Red Hot Chili Peppers' drug story is uniquely repetitive. It basically goes like this: Their guitarist has an adverse reaction to success, gets addicted to heroin and disappears—they've been through this twice. First, in 1988, after releasing their third album, the band's first to hit the Billboard chart, Peppers' lead singer Anthony Kiedis and guitarist Hillel Slovak had developed serious drug addictions. Slovak died from this in June 1988 and Kiedis was too gone to attend his funeral. RHCP regrouped, but drummer Jack Irons quit, saying he couldn't handle the level of tragedy surrounding the band.
The band eventually replaced Irons with Chad Smith and Slovak with guitarist John Frusciante, and went on to record and release the most successful albums of its career; Mother's Milk and Blood Sugar Sex Magik.
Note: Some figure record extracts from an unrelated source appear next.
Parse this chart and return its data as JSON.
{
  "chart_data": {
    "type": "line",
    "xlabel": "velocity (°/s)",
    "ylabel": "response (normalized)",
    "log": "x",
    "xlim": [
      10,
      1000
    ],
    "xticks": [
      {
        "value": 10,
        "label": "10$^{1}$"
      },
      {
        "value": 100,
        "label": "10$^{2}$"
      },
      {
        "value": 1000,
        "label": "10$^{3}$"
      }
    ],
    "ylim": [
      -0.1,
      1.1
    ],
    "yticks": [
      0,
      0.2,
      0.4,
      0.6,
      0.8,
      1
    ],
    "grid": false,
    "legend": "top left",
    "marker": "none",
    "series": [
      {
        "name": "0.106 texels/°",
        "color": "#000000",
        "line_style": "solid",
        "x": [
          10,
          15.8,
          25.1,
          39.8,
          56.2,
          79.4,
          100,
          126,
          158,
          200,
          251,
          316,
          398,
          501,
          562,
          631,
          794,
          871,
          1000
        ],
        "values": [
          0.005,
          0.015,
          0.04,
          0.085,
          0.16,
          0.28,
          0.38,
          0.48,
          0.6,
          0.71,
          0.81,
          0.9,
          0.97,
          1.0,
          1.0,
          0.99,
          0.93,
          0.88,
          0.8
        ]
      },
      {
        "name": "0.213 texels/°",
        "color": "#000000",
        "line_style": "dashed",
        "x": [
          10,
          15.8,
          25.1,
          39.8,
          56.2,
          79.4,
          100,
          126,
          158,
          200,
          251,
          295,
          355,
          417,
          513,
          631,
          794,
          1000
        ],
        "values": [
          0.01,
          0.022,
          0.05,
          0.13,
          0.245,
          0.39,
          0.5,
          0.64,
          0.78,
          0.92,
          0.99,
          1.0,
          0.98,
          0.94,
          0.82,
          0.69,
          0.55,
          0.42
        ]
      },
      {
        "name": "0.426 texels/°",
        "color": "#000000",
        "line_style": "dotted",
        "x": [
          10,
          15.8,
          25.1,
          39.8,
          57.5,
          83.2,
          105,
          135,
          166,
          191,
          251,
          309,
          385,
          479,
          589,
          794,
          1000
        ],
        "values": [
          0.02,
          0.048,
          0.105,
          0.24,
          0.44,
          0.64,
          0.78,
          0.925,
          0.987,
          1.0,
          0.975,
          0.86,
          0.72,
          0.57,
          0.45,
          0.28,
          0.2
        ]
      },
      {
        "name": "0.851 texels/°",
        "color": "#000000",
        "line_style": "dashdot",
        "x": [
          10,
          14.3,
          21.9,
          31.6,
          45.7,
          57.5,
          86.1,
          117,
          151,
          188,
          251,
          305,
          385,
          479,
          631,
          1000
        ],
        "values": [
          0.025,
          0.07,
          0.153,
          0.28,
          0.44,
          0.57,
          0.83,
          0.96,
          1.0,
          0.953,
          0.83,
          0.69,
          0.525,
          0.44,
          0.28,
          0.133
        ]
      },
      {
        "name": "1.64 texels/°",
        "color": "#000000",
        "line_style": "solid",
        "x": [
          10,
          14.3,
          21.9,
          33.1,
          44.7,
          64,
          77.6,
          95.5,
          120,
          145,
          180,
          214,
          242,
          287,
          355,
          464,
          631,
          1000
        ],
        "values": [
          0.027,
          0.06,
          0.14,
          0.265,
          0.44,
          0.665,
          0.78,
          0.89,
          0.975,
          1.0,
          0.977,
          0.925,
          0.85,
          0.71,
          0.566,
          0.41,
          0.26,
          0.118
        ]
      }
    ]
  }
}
The latter album spawned four huge singles and launched the band on the charts, radio, MTV, television appearances and stadium tours. Frusciante wasn't comfortable this level of success and said so, and began behaving and even playing erratically. He and Kiedis stopped speaking and he quit the band while touring Japan in 1993.
The Peppers, meanwhile, moved on; the Spinal Tap-esque nature of the band's guitar slot continued as it played Lollapalooza with one guitarist, fired him and hired another, fired him and finally recruited Jane's Addiction's Dave Navarro to play Woodstock '94 and record an album. Navarro left the band because, as he later joked to Kurt Loder, "I don't make funny faces." Surprisingly, Frusciante, newly, firmly sober, returned for three more albums with the band before departing again. As usual, RHCP got a new guitarist and kept at it.